Key trips to Mount Vernon and abroad

Wolf recalled his first trip to Mount Vernon in 1955 as a high school student.

He had barely been out of the country when he was elected to Congress in 1981, but visits to Ethiopia during its famine and Romania, where Jews and Catholics were being persecuted, were eye opening.

“Those two things changed my whole thrust and mind,” Wolf said.

The U.S. Commission on International Religious Freedom is a bipartisan panel that works effectively as a watchdog for religious freedom around the world, Wolf noted.

Its function, he explained, is to be a “truth teller”—not unlike Washington himself.

The update in 2016 of the International Religious Freedom legislation was named the Frank Wolf International Religious Freedom Act, which was passed unanimously.
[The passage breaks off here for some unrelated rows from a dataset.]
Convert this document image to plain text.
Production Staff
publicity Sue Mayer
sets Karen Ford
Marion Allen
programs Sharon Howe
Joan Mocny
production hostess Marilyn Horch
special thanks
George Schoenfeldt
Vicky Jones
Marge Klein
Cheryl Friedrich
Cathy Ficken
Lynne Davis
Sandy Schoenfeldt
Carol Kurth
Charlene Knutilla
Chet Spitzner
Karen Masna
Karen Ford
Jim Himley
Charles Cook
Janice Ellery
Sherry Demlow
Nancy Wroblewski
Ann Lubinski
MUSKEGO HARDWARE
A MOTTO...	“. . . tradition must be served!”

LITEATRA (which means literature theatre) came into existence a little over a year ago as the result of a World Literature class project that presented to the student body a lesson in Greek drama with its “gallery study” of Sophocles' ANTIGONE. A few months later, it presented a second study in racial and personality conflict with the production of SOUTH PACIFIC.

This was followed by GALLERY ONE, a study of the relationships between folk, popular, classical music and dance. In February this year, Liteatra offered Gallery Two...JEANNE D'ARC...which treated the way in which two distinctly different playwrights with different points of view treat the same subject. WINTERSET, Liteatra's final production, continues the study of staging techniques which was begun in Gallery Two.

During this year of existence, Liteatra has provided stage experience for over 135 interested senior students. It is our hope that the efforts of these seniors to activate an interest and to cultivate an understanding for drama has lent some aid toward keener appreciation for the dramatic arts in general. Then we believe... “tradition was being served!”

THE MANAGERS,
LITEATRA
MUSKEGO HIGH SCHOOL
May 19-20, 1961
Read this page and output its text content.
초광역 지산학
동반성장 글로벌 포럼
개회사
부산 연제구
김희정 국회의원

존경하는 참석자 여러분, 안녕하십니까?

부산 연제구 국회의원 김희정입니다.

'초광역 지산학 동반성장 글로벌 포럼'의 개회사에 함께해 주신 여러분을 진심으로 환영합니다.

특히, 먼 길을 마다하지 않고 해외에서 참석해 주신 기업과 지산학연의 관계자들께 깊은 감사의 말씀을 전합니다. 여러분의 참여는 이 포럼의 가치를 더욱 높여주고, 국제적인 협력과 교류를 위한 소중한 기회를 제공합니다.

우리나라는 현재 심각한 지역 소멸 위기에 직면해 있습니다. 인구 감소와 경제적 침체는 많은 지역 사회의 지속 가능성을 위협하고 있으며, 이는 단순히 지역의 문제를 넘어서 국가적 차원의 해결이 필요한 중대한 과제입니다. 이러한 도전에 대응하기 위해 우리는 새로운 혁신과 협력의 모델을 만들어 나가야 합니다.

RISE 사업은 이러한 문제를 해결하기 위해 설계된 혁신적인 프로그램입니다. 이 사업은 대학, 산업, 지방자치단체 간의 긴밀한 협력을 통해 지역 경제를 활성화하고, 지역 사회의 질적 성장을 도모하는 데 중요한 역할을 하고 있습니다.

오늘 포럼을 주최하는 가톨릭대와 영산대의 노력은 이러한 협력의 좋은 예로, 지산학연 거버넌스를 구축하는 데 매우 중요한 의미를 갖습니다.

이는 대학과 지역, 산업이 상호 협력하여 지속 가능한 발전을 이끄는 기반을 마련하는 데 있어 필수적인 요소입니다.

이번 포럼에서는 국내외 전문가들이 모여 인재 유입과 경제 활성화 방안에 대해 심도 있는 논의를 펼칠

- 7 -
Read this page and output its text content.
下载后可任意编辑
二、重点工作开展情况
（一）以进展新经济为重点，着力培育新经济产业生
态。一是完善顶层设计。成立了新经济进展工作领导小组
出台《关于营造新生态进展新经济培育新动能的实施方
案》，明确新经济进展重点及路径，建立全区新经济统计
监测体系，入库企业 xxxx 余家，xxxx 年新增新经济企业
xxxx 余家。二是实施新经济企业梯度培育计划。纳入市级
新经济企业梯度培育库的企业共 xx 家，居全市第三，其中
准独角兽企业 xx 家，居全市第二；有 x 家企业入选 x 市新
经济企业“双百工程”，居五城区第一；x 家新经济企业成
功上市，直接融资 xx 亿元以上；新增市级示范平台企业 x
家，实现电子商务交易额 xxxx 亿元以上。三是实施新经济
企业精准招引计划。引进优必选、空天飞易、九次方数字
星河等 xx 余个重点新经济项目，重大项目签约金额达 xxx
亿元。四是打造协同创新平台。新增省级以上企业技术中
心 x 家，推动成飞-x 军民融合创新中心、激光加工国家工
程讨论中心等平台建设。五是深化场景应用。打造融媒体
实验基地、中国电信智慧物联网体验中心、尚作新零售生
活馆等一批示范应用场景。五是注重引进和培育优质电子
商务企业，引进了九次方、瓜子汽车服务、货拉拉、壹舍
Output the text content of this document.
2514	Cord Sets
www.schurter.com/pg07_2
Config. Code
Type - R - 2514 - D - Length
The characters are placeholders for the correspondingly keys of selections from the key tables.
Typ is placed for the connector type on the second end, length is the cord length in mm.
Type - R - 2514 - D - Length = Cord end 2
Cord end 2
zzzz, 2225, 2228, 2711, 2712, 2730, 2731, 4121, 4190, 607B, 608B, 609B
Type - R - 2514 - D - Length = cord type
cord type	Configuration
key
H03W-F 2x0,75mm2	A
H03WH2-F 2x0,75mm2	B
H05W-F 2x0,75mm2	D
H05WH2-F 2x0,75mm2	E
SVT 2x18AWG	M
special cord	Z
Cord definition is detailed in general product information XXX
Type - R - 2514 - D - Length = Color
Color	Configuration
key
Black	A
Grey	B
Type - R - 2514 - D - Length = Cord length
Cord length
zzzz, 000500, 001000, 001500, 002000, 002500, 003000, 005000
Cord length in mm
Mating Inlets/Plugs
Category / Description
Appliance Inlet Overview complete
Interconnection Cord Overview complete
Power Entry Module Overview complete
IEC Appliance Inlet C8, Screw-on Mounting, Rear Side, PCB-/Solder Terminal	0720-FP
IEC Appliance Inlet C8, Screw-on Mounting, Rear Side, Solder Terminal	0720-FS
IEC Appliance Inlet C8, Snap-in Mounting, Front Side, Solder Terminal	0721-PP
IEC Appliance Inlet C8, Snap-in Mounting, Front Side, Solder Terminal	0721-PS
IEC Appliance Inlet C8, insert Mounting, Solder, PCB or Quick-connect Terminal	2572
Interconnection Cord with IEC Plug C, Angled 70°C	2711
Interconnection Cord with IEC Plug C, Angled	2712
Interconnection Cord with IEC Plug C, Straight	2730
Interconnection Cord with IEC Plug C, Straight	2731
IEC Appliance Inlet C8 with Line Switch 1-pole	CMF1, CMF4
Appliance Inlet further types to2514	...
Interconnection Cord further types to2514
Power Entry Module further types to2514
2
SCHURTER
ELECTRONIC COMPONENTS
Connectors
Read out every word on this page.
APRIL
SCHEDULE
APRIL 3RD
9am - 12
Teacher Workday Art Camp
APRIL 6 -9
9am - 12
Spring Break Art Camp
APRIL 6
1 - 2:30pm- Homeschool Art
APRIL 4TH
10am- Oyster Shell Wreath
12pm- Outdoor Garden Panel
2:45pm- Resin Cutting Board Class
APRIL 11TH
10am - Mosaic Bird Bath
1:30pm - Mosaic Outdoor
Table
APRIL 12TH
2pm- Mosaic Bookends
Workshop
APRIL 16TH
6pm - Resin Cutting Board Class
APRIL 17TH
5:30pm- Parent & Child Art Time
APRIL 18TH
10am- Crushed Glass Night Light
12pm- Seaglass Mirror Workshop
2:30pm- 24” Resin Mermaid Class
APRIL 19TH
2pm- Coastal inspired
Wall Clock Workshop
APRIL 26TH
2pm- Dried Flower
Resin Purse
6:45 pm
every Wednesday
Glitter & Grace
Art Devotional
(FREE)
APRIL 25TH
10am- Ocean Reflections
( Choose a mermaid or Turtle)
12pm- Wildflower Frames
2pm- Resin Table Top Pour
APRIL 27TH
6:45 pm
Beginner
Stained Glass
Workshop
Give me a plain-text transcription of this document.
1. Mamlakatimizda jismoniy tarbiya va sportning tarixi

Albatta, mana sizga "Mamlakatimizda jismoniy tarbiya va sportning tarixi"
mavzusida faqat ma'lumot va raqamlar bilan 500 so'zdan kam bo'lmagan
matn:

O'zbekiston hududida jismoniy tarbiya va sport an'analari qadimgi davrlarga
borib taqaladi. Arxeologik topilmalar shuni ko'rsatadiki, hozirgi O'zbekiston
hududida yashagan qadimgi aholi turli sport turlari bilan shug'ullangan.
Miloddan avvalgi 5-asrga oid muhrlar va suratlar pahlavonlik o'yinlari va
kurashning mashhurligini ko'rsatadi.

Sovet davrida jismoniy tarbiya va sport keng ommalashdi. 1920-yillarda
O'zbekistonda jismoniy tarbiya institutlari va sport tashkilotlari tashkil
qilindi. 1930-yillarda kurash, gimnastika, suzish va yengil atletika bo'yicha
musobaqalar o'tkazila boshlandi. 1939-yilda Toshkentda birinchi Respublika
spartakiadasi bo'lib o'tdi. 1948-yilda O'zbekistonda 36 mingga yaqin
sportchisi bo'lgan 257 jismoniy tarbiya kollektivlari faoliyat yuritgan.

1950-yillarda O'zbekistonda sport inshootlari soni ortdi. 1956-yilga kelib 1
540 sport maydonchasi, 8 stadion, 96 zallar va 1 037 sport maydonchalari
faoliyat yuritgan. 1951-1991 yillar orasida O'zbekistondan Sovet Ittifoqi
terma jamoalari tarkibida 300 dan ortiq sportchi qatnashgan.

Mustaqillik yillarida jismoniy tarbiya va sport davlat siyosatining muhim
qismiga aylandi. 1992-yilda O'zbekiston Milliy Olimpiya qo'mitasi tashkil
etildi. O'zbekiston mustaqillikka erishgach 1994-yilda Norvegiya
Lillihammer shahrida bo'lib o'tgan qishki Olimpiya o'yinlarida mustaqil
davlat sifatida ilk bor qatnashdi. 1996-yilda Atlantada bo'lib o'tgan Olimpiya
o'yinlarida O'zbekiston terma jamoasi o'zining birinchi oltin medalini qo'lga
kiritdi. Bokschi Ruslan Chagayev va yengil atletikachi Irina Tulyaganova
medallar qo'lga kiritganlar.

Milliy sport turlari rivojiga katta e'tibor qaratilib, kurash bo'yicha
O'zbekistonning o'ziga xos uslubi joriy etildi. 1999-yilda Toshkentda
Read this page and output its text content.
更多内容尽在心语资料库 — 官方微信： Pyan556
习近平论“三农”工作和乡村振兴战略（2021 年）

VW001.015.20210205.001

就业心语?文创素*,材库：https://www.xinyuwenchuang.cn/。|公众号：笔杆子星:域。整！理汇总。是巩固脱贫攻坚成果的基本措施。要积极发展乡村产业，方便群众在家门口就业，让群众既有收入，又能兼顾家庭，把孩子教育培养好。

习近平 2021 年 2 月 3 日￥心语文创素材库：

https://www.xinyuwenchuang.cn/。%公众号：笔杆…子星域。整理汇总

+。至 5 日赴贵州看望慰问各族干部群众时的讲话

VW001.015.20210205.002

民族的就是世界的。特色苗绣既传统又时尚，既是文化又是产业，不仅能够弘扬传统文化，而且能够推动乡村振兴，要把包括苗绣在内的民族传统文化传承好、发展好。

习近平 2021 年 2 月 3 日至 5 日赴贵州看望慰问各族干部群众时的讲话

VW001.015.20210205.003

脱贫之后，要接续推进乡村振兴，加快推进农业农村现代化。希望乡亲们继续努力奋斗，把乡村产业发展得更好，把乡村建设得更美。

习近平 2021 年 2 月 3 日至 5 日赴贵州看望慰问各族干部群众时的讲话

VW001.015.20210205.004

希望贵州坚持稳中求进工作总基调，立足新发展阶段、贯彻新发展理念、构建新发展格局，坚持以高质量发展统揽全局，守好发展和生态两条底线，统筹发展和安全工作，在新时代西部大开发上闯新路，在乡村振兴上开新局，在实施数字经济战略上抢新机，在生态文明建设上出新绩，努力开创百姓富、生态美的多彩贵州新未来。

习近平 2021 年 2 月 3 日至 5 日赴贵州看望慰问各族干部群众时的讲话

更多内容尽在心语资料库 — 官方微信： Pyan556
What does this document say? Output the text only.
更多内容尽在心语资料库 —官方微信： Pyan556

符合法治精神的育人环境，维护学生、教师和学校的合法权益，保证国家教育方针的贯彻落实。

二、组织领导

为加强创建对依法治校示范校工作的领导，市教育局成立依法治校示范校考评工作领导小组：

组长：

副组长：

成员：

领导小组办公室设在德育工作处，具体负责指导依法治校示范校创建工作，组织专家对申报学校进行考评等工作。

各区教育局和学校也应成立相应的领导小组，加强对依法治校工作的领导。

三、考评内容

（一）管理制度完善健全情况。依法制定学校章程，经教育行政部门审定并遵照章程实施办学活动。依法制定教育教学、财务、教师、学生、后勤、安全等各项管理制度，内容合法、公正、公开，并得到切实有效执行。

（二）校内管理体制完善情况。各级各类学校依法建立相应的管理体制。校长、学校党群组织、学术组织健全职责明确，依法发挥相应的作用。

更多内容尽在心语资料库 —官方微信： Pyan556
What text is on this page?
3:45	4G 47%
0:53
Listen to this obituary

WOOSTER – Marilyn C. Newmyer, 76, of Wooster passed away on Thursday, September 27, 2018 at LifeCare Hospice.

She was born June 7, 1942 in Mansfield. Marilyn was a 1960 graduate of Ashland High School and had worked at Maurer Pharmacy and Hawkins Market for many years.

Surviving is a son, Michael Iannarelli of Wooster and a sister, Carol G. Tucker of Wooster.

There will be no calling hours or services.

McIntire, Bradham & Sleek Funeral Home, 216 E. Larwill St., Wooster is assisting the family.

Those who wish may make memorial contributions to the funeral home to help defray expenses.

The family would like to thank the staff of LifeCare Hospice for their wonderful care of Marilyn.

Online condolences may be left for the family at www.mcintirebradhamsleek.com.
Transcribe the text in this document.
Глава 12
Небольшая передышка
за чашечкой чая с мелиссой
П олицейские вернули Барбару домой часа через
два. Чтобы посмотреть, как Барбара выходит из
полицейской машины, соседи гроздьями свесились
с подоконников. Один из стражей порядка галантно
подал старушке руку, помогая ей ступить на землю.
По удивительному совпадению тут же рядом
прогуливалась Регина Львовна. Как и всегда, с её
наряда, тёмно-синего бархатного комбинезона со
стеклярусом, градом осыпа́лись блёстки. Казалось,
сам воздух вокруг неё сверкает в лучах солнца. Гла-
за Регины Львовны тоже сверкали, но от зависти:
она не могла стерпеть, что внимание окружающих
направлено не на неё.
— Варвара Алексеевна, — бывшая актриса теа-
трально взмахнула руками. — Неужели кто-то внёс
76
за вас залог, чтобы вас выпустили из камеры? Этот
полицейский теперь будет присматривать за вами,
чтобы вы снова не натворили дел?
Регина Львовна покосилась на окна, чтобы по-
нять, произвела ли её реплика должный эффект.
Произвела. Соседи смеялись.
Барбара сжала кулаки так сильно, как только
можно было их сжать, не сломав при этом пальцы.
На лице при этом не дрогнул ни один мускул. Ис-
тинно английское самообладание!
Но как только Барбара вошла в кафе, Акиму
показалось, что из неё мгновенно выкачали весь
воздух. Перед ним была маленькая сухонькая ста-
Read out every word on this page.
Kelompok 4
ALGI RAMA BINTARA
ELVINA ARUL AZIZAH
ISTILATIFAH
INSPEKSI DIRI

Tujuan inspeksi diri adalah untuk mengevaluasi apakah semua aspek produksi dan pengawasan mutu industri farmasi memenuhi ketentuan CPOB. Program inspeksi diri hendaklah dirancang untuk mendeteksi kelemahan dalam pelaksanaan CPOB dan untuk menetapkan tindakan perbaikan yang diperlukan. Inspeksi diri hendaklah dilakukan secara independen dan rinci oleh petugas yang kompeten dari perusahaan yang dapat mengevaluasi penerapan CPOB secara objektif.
After Wolf ended his tenure in Congress in January 2015, he was appointed the first-ever Wilson Chair in Religious Freedom at Baylor University. That same month he joined the 21st Century Wilberforce Initiative, a newly created religious freedom group, from which he retired in September 2018 as distinguished senior fellow.

Members of the Mount Vernon Ladies’ Association pictured with Congressman Frank Wolf, Professor Sloane, and Douglas Bradburn,
Executive Director of the Fred W. Smith National Library. (Photo by Dave Scavone)

A valuable lecture series

“We particularly value this lecture series because it brings together two very seemingly opposing things and makes them complementary,” said Sloane, the event moderator and USC School professor. “You have George Washington, the famous iconic figure in American history, and you have a public policy school founded in 1929 that is concerned about today’s contemporary world.”

“This lecture series,” he added, “has been from its beginning the attempt to try and understand contemporary public policy issues through the lens of the life and accomplishments of George Washington.”